Mai 1999: Silikon wird ins Blut ausgeschwitzt und verursacht Störungen bei der Trägerin und bei den Kindern
aus:
Esther Haas: Brustoperation. Die Mutter ist silikonkrank - und ihre Kinder? In: Beobachter 13/99, S.34-35
[Silikonimplantate als Prothese nach Gewichtsverlust]
"Vor elf Jahren jedoch war alles ganz anders. <Ich hatte 30 Kilo abgenommen. Dadurch waren meine Brüste in sich zusammengefallen.> Das gefiel auch ihrem Lebenspartner nicht. <Er ist ein ausgesprochener Busenfan und wünschte sich eine Operation.>"

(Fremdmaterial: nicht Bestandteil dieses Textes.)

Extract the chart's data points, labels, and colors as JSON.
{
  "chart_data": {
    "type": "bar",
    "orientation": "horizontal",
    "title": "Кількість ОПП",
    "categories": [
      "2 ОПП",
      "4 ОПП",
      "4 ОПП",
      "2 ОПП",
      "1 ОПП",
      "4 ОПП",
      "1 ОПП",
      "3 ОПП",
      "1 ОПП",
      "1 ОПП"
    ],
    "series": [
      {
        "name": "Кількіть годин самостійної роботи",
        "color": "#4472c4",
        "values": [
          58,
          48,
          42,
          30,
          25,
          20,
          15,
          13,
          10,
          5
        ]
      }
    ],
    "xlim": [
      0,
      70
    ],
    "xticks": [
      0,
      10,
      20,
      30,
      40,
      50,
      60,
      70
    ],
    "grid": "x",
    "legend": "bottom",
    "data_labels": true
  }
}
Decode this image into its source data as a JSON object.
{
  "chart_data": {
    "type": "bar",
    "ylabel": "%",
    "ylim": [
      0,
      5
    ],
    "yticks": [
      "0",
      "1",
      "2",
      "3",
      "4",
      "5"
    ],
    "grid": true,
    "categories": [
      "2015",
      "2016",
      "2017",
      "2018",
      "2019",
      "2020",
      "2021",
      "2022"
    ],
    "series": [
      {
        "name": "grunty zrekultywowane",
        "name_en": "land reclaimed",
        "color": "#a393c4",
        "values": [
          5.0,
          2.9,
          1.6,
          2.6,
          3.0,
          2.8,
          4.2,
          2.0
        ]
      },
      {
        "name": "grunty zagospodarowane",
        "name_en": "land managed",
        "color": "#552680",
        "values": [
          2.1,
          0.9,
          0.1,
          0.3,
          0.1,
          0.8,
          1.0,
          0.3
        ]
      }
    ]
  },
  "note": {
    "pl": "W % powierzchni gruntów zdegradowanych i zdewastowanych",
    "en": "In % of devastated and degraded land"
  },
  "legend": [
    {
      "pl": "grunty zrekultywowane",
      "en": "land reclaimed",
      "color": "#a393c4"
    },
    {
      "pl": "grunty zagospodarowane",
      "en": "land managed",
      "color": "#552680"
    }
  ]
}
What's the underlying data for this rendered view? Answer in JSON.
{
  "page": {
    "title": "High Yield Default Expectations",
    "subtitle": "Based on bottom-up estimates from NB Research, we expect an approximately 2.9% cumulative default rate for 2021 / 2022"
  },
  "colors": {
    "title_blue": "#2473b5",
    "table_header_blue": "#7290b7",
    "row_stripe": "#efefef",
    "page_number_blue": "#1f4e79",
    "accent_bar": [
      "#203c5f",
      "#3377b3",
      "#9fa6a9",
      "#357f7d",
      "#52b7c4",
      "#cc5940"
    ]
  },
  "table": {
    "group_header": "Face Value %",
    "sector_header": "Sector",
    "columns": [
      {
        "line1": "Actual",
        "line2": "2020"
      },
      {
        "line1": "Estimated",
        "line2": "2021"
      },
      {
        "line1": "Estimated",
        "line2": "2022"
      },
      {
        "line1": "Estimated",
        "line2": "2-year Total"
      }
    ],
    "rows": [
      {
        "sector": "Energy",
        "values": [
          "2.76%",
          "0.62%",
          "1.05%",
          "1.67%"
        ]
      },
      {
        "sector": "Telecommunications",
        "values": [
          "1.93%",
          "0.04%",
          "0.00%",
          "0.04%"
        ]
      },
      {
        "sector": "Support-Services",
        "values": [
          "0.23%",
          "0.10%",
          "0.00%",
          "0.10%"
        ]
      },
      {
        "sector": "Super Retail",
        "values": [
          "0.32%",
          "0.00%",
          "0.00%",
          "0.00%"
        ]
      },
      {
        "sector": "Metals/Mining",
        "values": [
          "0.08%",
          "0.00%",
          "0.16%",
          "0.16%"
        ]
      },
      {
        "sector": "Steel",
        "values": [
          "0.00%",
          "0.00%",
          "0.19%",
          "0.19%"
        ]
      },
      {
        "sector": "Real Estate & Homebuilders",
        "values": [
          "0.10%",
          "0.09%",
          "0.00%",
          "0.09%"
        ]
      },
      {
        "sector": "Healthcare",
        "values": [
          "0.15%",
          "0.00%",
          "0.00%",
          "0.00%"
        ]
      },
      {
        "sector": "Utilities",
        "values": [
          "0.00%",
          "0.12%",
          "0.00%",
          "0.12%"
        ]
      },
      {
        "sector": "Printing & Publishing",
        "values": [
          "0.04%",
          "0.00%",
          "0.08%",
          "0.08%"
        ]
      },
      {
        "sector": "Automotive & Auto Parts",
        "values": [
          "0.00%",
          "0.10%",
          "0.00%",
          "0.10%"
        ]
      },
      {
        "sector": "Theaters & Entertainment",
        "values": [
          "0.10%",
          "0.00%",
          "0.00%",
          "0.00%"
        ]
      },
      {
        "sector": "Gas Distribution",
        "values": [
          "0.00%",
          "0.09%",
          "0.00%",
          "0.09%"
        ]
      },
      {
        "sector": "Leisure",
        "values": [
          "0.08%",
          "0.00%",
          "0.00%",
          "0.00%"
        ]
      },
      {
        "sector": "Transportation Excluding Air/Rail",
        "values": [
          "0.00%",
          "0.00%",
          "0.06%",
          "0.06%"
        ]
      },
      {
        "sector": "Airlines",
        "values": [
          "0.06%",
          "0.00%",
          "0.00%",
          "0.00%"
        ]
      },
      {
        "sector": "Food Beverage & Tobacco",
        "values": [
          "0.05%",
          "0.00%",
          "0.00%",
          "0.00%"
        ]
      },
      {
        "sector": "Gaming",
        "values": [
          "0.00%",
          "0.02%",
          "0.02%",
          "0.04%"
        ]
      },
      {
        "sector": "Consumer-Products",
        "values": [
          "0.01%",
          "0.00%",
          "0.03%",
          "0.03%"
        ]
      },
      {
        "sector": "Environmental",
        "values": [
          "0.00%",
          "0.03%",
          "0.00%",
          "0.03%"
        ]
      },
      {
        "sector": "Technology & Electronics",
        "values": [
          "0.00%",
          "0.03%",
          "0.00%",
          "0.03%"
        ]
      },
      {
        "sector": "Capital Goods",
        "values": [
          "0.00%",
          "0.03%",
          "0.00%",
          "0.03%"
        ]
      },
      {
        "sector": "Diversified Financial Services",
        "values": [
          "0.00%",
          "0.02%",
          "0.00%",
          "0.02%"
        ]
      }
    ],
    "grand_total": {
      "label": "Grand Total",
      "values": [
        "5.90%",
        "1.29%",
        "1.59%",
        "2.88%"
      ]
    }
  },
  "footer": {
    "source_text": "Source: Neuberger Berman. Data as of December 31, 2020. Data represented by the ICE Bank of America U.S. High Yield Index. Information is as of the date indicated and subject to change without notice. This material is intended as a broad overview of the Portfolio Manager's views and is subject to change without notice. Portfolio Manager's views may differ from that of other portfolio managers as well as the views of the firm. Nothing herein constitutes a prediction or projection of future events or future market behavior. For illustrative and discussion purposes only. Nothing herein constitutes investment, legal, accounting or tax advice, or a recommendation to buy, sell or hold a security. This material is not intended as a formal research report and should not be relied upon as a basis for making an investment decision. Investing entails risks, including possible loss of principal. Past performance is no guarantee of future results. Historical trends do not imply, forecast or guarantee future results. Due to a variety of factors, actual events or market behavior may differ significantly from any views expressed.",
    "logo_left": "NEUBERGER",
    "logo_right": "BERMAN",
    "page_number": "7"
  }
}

-- eine Frau lässt sich Silikonimplantate implantieren
"Dann wurde Susanne H. schwanger" und bekommt 3 Kinder in 4 Jahren: "1994 kam Alain auf die Welt, zwei Jhre später folgte Sabrina und 1998 Klaus. Alle drei Kinder hat Susanne H. mit den Brustprothesen [Silikonimplantaten] ausgetragen, geboren und gestillt - mit dem Segen der Ärzte. <Ich hatte überhaupt keinen Anlass, mir Sorgen zu machen. Damals wusste ich ja noch nicht, was es mit meinen Schmerzattacken auf sich hatte, die mich seit der letzten Schwangerschaft plagten.>
Die Attacken gehen vom Kreuz aus: <Der Schmerz zieht sich bis in die Oberschenkel, die ganz gefühllos werden. Mir versagen zeitweise die Beine.> Dazu kommen leichtere rheumaartige Schübe, die vor allem die Hände befallen. Nach solchen Attacken hat Susanne H. jeweils tagelang Schmerzen und ist auf starke Medikamente angewiesen."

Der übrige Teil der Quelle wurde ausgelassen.